Another Precious "Peter" verse to encourage my healing heart is this one..
"Casting all your anxieties on him, because he cares for you".

I can trust him. He will take all my social anxieties. I can cast every single little care on him and trust him with my whole heart.

There is none other like him. He is my all and my truest love. My faithful friend ever true.

Monday, July 2, 2018

Jesus understands my pain. I long to comfort others


How To Hold A Hurting Heart
Alicia Bruxvoort

ALICIA BRUXVOORT

When Jesus saw her weeping and saw the other people wailing with her, a deep anger welled up within him, and he was deeply troubled … They told him, ‘Lord, come and see.’ Then Jesus wept.” John 11:33, 34b-35 (NLT)

What strikes me most about Jesus’ response to Mary’s grief isn’t what He saysIt’s what He doesn’t say.

Think about it — Jesus knows Mary’s weeping will soon turn to joy. He knows that He’s going to bring her brother back to life, and all the tears will be trumped by cheers. But Jesus doesn’t use the hope of a better tomorrow to avoid the imminent pain of today.

But Scripture reminds us we aren’t called to resolve someone’s tribulation; we’re commanded to share the gift of consolation.

To be honest, Jesus’ example challenges me to consider how I walk with the hurting people in my life. Grief can feel uncomfortable and awkward.

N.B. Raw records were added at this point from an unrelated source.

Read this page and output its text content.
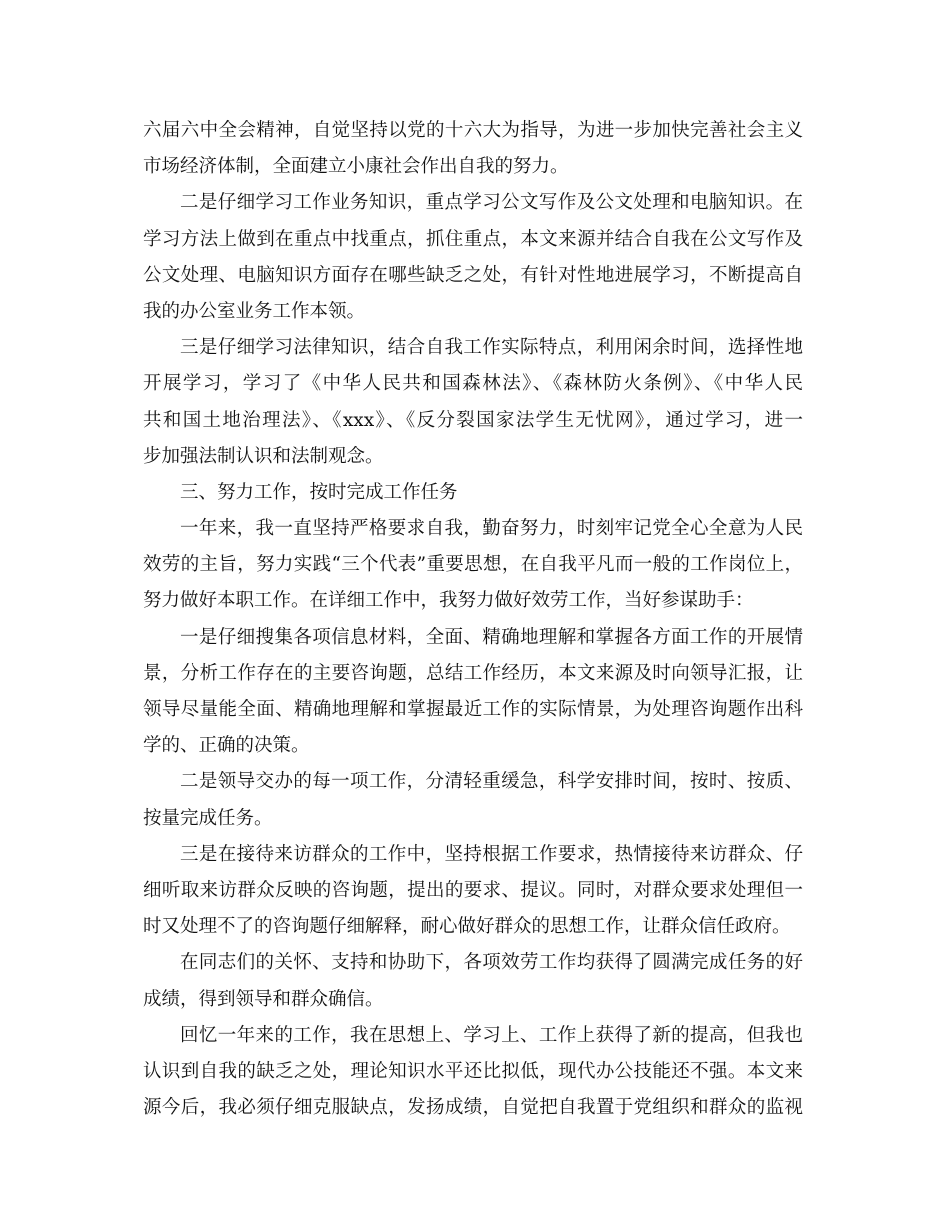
六届六中全会精神，自觉坚持以党的十六大为指导，为进一步加快完善社会主义

市场经济体制，全面建立小康社会作出自我的努力。

二是仔细学习工作业务知识，重点学习公文写作及公文处理和电脑知识。在

学习方法上做到在重点中找重点，抓住重点，本文来源并结合自我在公文写作及

公文处理、电脑知识方面存在哪些缺乏之处，有针对性地进展学习，不断提高自

我的办公室业务工作本领。

三是仔细学习法律知识，结合自我工作实际特点，利用闲余时间，选择性地

开展学习，学习了《中华人民共和国森林法》、《森林防火条例》、《中华人民

共和国土地治理法》、《xxx》、《反分裂国家法学生无忧网》，通过学习，进一

步加强法制认识和法制观念。

三、努力工作，按时完成工作任务

一年来，我一直坚持严格要求自我，勤奋努力，时刻牢记党全心全意为人民

效劳的主旨，努力实践“三个代表”重要思想，在自我平凡而一般的工作岗位上，

努力做好本职工作。在详细工作中，我努力做好效劳工作，当好参谋助手：

一是仔细搜集各项信息材料，全面、精确地理解和掌握各方面工作的开展情

景，分析工作存在的主要咨询题，总结工作经历，本文来源及时向领导汇报，让

领导尽量能全面、精确地理解和掌握最近工作的实际情景，为处理咨询题作出科

学的、正确的决策。

二是领导交办的每一项工作，分清轻重缓急，科学安排时间，按时、按质、

按量完成任务。

三是在接待来访群众的工作中，坚持根据工作要求，热情接待来访群众、仔

细听取来访群众反映的咨询题，提出的要求、提议。同时，对群众要求处理但一

时又处理不了的咨询题仔细解释，耐心做好群众的思想工作，让群众信任政府。

在同志们的关怀、支持和协助下，各项效劳工作均获得了圆满完成任务的好

成绩，得到领导和群众确信。

回忆一年来的工作，我在思想上、学习上、工作上获得了新的提高，但我也

认识到自我的缺乏之处，理论知识水平还比拟低，现代办公技能还不强。本文来

源今后，我必须仔细克服缺点，发扬成绩，自觉把自我置于党组织和群众的监视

And far too often, I want to fix someone’s struggle instead of share in their pain.

But Scripture reminds us we aren’t called to resolve someone’s tribulation; we’re commanded to share the gift of consolation.

Second Corinthians 1:3b-4 says, “… the God of all comfort … consoles us as we endure the pain and hardship of life so that we may draw from His comfort and share it with others in their own struggles” (VOICE).

We who’ve known the compassion of our heavenly Father are equipped to bring His comfort into any storm. We don’t need to worry about what to say — our imperfect presence often speaks louder than our perfect words. We just need to say yes to walking in the rain.

Romans 12:15, “Rejoice with those who rejoice, weep with those who weep.” (ESV)

Matthew 5:4, “Blessed are those who mourn — they will be comforted.” (VOICE)

Jeremiah 31:13b, “For I will turn their mourning into joy. I will comfort My people and replace their sorrow with gladness.” (VOICE)

This devotional really encouraged my heart. Alicia told the story of her being an angry, hurt teenager and took out het pain on her mum and sister. She then went for an angry walk in the rain. Her mum met her in the rain an bff walked with her As Jesus walked with others in their pain.

This is so true:

But Scripture reminds us we aren’t called to resolve someone’s tribulation; we’re commanded to share the gift of consolation.

Rather, Jesus holds Mary’s heart before He heals it. He enters her pain before He restores her peace.

Lord please help me treat my hurting friends in this way. Please remind me to choose 'safe' friend's and family when I'm hurting.

Pain is precious to you. Mau it be handled with the tender loving care it deserves.